Third vaccine dose ensures longer protection against COVID-19
In anticipation of the new wave of COVID-19, Estonia has started to administer the fourth vaccine dose, but many people have not received the third dose yet. A recent study shows that after the third vaccination, the antibody count in the body persists at a higher level than after the second dose.
A collaborative study by researchers of the University of Tartu, Synlab and Icosagen investigated the persistence of antibody levels in approximately one hundred individuals after receiving the third dose of the Pfizer vaccine. After the vaccination, participants in the study gave a blood test, and antibodies and T cells were measured to see whether the person had developed a cellular immune response.
One of the authors of the study Pärt Peterson, Professor of Molecular Immunology at the University of Tartu, said that the longer the period between vaccinations, the bigger the decrease in antibodies. For subsequent vaccinations, it is essential to know how long the immune response lasts. According to the study, the antibody level will significantly increase after the third dose of the vaccine. "Over time, the level decreases and, naturally, such change also occurs after the third dose. However, after six months, the antibody level was still on average six times higher than the level half a year after the second dose of vaccine," Pärt Peterson explained.
At the beginning of the COVID-19 pandemic, the Wuhan strain was circulating, while now it is mainly the omicron strain that causes the illness. Current vaccines achieve a better immune response to the omicron variant, especially after the third dose. The study investigated the ability of antibodies to block the binding of the virus spike protein to the ACE2 receptor in human cells.
"The results showed that the antibodies ability to block the virus spike declines over time. For example, their ability to block the spike protein of the omicron variant circulating since 2022 from binding to the ACE2 receptor had weakened. The main reason for this is the changed structure of the omicron spike protein compared to other virus variants," Peterson added.
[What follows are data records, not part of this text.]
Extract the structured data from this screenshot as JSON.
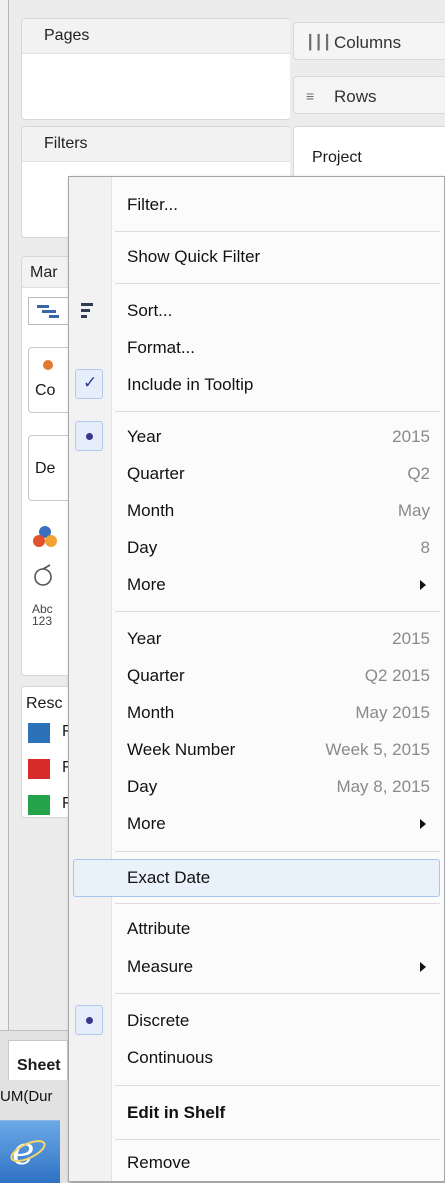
{
  "left_pane": {
    "pages_title": "Pages",
    "filters_title": "Filters",
    "marks_title_partial": "Mar",
    "marks_color_partial": "Co",
    "marks_detail_partial": "De",
    "abc_label": "Abc\n123",
    "legend_title_partial": "Resc",
    "legend_colors": [
      "#2b72b8",
      "#d72b2b",
      "#24a34a"
    ],
    "legend_items_partial": [
      "F",
      "F",
      "F"
    ]
  },
  "right_pane": {
    "columns_label": "Columns",
    "rows_label": "Rows",
    "project_label": "Project"
  },
  "bottom": {
    "sheet_tab_partial": "Sheet",
    "status_partial": "UM(Dur"
  },
  "context_menu": {
    "items": [
      {
        "label": "Filter..."
      },
      {
        "label": "Show Quick Filter"
      },
      {
        "label": "Sort..."
      },
      {
        "label": "Format..."
      },
      {
        "label": "Include in Tooltip",
        "checked": true
      },
      {
        "label": "Year",
        "value": "2015",
        "selected": true
      },
      {
        "label": "Quarter",
        "value": "Q2"
      },
      {
        "label": "Month",
        "value": "May"
      },
      {
        "label": "Day",
        "value": "8"
      },
      {
        "label": "More",
        "submenu": true
      },
      {
        "label": "Year",
        "value": "2015"
      },
      {
        "label": "Quarter",
        "value": "Q2 2015"
      },
      {
        "label": "Month",
        "value": "May 2015"
      },
      {
        "label": "Week Number",
        "value": "Week 5, 2015"
      },
      {
        "label": "Day",
        "value": "May 8, 2015"
      },
      {
        "label": "More",
        "submenu": true
      },
      {
        "label": "Exact Date",
        "highlighted": true
      },
      {
        "label": "Attribute"
      },
      {
        "label": "Measure",
        "submenu": true
      },
      {
        "label": "Discrete",
        "selected": true
      },
      {
        "label": "Continuous"
      },
      {
        "label": "Edit in Shelf",
        "bold": true
      },
      {
        "label": "Remove"
      }
    ]
  }
}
The researchers also looked into the cellular immune response to the virus. The third booster dose significantly affected the formation of memory T cells, i.e., cellular immune response. "97% of the people who had received the third dose had memory T cells. It is a very positive fact as many earlier studies have confirmed that T cells are the most important in preventing severe COVID-19."
Currently, 36% of the population have received the booster dose in Estonia. According to Pärt Peterson, the third dose is worth taking, and people over 60 years of age and those with concomitant diseases should also get the fourth dose. The results of the study were published in the journal Cell Reports Medicine.